MGMT evolve its sound in ‘Little Dark Age’ album

MGMT’s fourth album, “Little Dark Age,” released on Feb. 9, is a captivating display of varied synth pop production, with lyrics that speak to the millennial generation.

Ben Goldwasser and Andrew VanWyngarden’s previous music under the name MGMT sounds drastically different from this new album. They have experimented with modern pop, psychedelic rock and experimental rock in their previous three albums and now continue to evolve their sound with “Little Dark Age.”

The album’s opener, “She Works Out Too Much,” is an upbeat pop song about someone getting dumped for not working out enough. This humorous tune showcases the layered production of the entire record with its glittery synths, moaning electric guitar and closing saxophone solo.

Although the song “When You Die” follows a similar pop structure, it stands out with a more nostalgic, angry tone. The acoustic guitar serves as the track’s backbone while the pop duo sing haunting threats like, “We’ll all be laughing with you when you die.”

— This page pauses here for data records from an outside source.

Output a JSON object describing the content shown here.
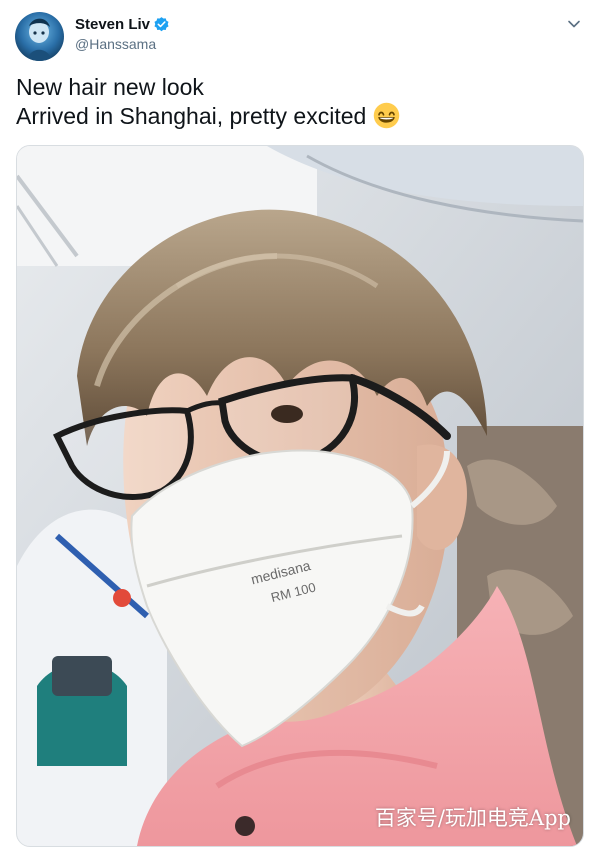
{
  "author": {
    "display_name": "Steven Liv",
    "handle": "@Hanssama",
    "verified_icon": "verified-badge-icon",
    "verified_color": "#1da1f2"
  },
  "menu": {
    "icon": "chevron-down-icon"
  },
  "tweet": {
    "line1": "New hair new look",
    "line2": "Arrived in Shanghai, pretty excited",
    "emoji": "grinning-face-icon"
  },
  "media": {
    "mask_brand": "medisana",
    "mask_model": "RM 100",
    "watermark": "百家号/玩加电竞App"
  },
  "colors": {
    "text": "#0f1419",
    "secondary": "#5b7083",
    "hoodie": "#f2a3a8"
  }
}
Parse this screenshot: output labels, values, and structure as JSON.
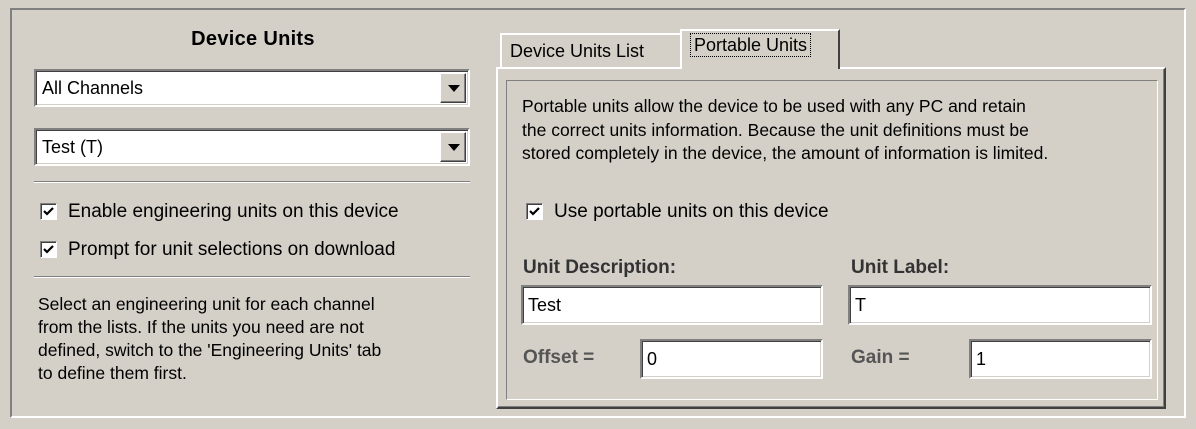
{
  "left": {
    "title": "Device Units",
    "channel_select": {
      "value": "All Channels"
    },
    "unit_select": {
      "value": "Test (T)"
    },
    "enable_units": {
      "label": "Enable engineering units on this device",
      "checked": true
    },
    "prompt_units": {
      "label": "Prompt for unit selections on download",
      "checked": true
    },
    "help_text_lines": [
      "Select an engineering unit for each channel",
      "from the lists. If the units you need are not",
      "defined, switch to the 'Engineering Units' tab",
      "to define them first."
    ]
  },
  "tabs": [
    {
      "label": "Device Units List",
      "active": false
    },
    {
      "label": "Portable Units",
      "active": true
    }
  ],
  "portable": {
    "description_lines": [
      "Portable units allow the device to be used with any PC and retain",
      "the correct units information. Because the unit definitions must be",
      "stored completely in the device, the amount of information is limited."
    ],
    "use_portable": {
      "label": "Use portable units on this device",
      "checked": true
    },
    "unit_description": {
      "label": "Unit Description:",
      "value": "Test"
    },
    "unit_label": {
      "label": "Unit Label:",
      "value": "T"
    },
    "offset": {
      "label": "Offset =",
      "value": "0"
    },
    "gain": {
      "label": "Gain =",
      "value": "1"
    }
  },
  "colors": {
    "face": "#d4d0c8",
    "shadow": "#808080",
    "highlight": "#ffffff"
  }
}
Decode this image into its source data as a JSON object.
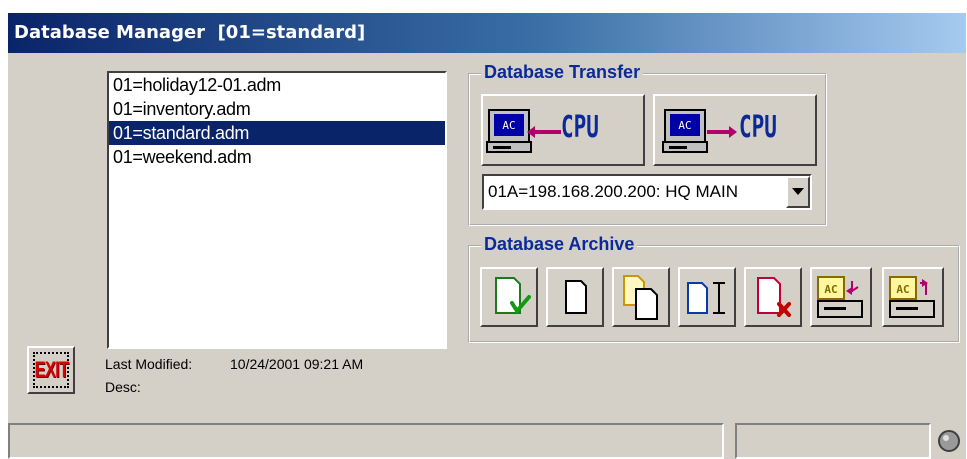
{
  "window": {
    "title": "Database Manager  [01=standard]"
  },
  "file_list": {
    "items": [
      {
        "label": "01=holiday12-01.adm",
        "selected": false
      },
      {
        "label": "01=inventory.adm",
        "selected": false
      },
      {
        "label": "01=standard.adm",
        "selected": true
      },
      {
        "label": "01=weekend.adm",
        "selected": false
      }
    ]
  },
  "exit_button": {
    "label": "EXIT"
  },
  "details": {
    "last_modified_label": "Last Modified:",
    "last_modified_value": "10/24/2001 09:21 AM",
    "desc_label": "Desc:",
    "desc_value": ""
  },
  "transfer": {
    "group_label": "Database Transfer",
    "to_pc": {
      "pc_label": "AC",
      "cpu_label": "CPU",
      "icon": "download-from-cpu-icon"
    },
    "to_cpu": {
      "pc_label": "AC",
      "cpu_label": "CPU",
      "icon": "upload-to-cpu-icon"
    },
    "connection_value": "01A=198.168.200.200: HQ MAIN"
  },
  "archive": {
    "group_label": "Database Archive",
    "buttons": [
      {
        "icon": "verify-document-icon"
      },
      {
        "icon": "new-document-icon"
      },
      {
        "icon": "copy-document-icon"
      },
      {
        "icon": "rename-document-icon"
      },
      {
        "icon": "delete-document-icon"
      },
      {
        "icon": "archive-save-icon",
        "pc_label": "AC"
      },
      {
        "icon": "archive-restore-icon",
        "pc_label": "AC"
      }
    ]
  },
  "colors": {
    "title_gradient_start": "#0a246a",
    "title_gradient_end": "#a6caf0",
    "face": "#d4d0c8",
    "group_label": "#0b2a9a",
    "selection": "#0a246a",
    "exit_red": "#d80000"
  }
}
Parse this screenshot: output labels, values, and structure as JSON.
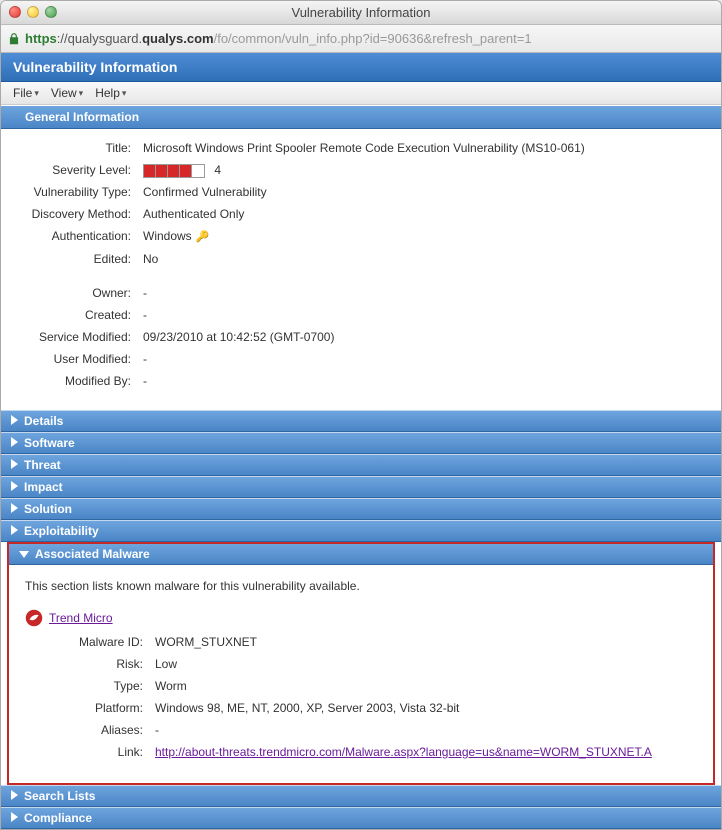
{
  "window": {
    "title": "Vulnerability Information"
  },
  "url": {
    "scheme": "https",
    "host_pre": "://qualysguard.",
    "host_bold": "qualys.com",
    "path": "/fo/common/vuln_info.php?id=90636&refresh_parent=1"
  },
  "header": {
    "title": "Vulnerability Information"
  },
  "menu": {
    "file": "File",
    "view": "View",
    "help": "Help"
  },
  "general_section_title": "General Information",
  "general": {
    "labels": {
      "title": "Title:",
      "severity": "Severity Level:",
      "vuln_type": "Vulnerability Type:",
      "discovery": "Discovery Method:",
      "auth": "Authentication:",
      "edited": "Edited:",
      "owner": "Owner:",
      "created": "Created:",
      "service_mod": "Service Modified:",
      "user_mod": "User Modified:",
      "modified_by": "Modified By:"
    },
    "values": {
      "title": "Microsoft Windows Print Spooler Remote Code Execution Vulnerability (MS10-061)",
      "severity_num": "4",
      "vuln_type": "Confirmed Vulnerability",
      "discovery": "Authenticated Only",
      "auth": "Windows",
      "edited": "No",
      "owner": "-",
      "created": "-",
      "service_mod": "09/23/2010 at 10:42:52 (GMT-0700)",
      "user_mod": "-",
      "modified_by": "-"
    },
    "severity_total": 5,
    "severity_filled": 4
  },
  "accordion": {
    "details": "Details",
    "software": "Software",
    "threat": "Threat",
    "impact": "Impact",
    "solution": "Solution",
    "exploitability": "Exploitability",
    "malware": "Associated Malware",
    "search_lists": "Search Lists",
    "compliance": "Compliance"
  },
  "malware": {
    "intro": "This section lists known malware for this vulnerability available.",
    "vendor": "Trend Micro",
    "labels": {
      "id": "Malware ID:",
      "risk": "Risk:",
      "type": "Type:",
      "platform": "Platform:",
      "aliases": "Aliases:",
      "link": "Link:"
    },
    "values": {
      "id": "WORM_STUXNET",
      "risk": "Low",
      "type": "Worm",
      "platform": "Windows 98, ME, NT, 2000, XP, Server 2003, Vista 32-bit",
      "aliases": "-",
      "link": "http://about-threats.trendmicro.com/Malware.aspx?language=us&name=WORM_STUXNET.A"
    }
  }
}
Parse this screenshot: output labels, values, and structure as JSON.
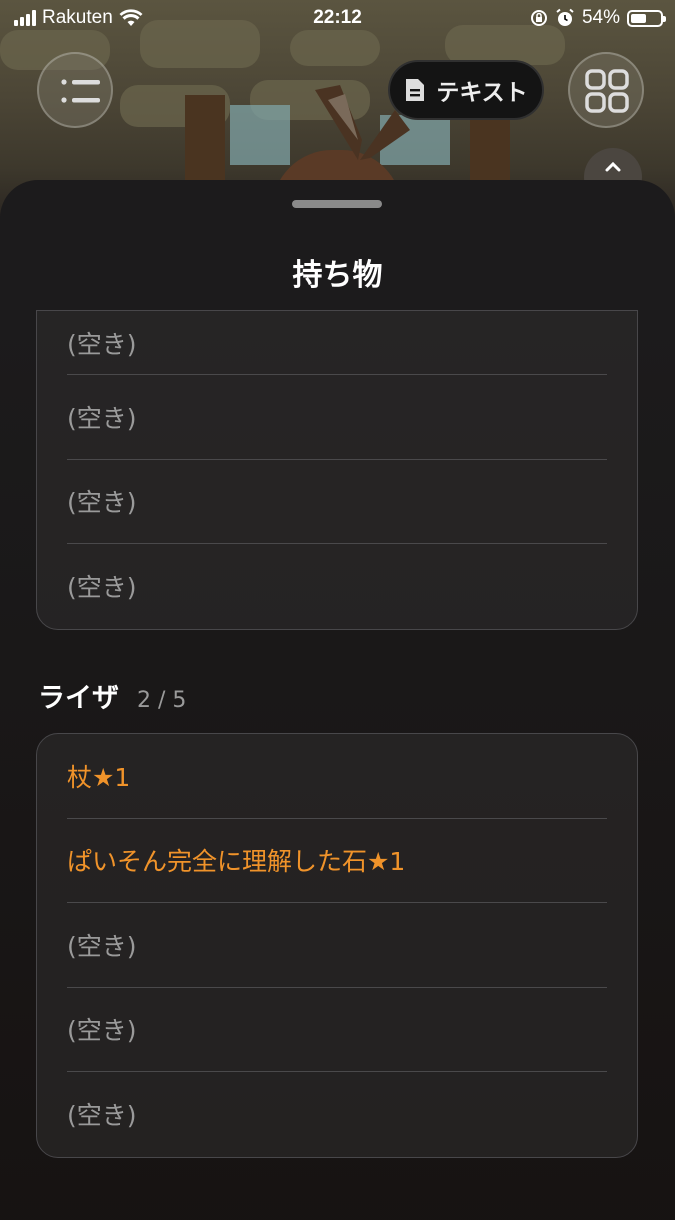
{
  "status_bar": {
    "carrier": "Rakuten",
    "time": "22:12",
    "battery_percent": "54%",
    "battery_level": 0.54
  },
  "game_ui": {
    "text_button_label": "テキスト",
    "menu_icon": "list-icon",
    "grid_icon": "grid-icon",
    "collapse_icon": "chevron-up-icon"
  },
  "sheet": {
    "title": "持ち物",
    "upper_slots": [
      "(空き)",
      "(空き)",
      "(空き)",
      "(空き)"
    ],
    "section": {
      "name": "ライザ",
      "count": "2 / 5",
      "slots": [
        "杖★1",
        "ぱいそん完全に理解した石★1",
        "(空き)",
        "(空き)",
        "(空き)"
      ]
    }
  },
  "colors": {
    "item_text": "#f0932a",
    "empty_text": "#9a9a9a",
    "sheet_bg": "#1c1b1c"
  }
}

The title track, “Little Dark Age,” is even darker, with its throbbing bass, cryptic and fearful lyrics, and driving “Blade Runner”–like synths. Near the end of the song, MGMT comments on police brutality, applying the track’s fever dream atmosphere to something very real.

MGMT’s lyrics become even more relatable and relevant on the track “TSLAMP,” an acronym for, “Time Spent Looking At My Phone.” Propelled forward by a funky bass line, the song discusses phone addiction, with lyrics like “Turn you off but can’t detach” and “Find me when the lights go down, signing in and signing out.”

Pop ballads like “Me and Michael” and “James” add more variety to the album’s aesthetic. “Me and Michael” is too simplistic in its melodies, but “James” is a beautiful tribute to a close friendship, dedicated to the guitarist in MGMT’s live band, James Richardson.

The album even has an instrumental, “Days That Got Away,” a chillwave song with wavy synth chords, spacy percussion and more funky bass.

The final track, “Hand It Over,” ends the album on a psychedelic, peaceful note with muted guitars, soft vocals, and drums.

Overall, “Little Dark Age” is a fantastic album, with just enough variety to still be engaging without forgetting its synth pop aesthetic. If you want a nostalgic, darkly humorous album to listen to, MGMT’s latest triumph is for you.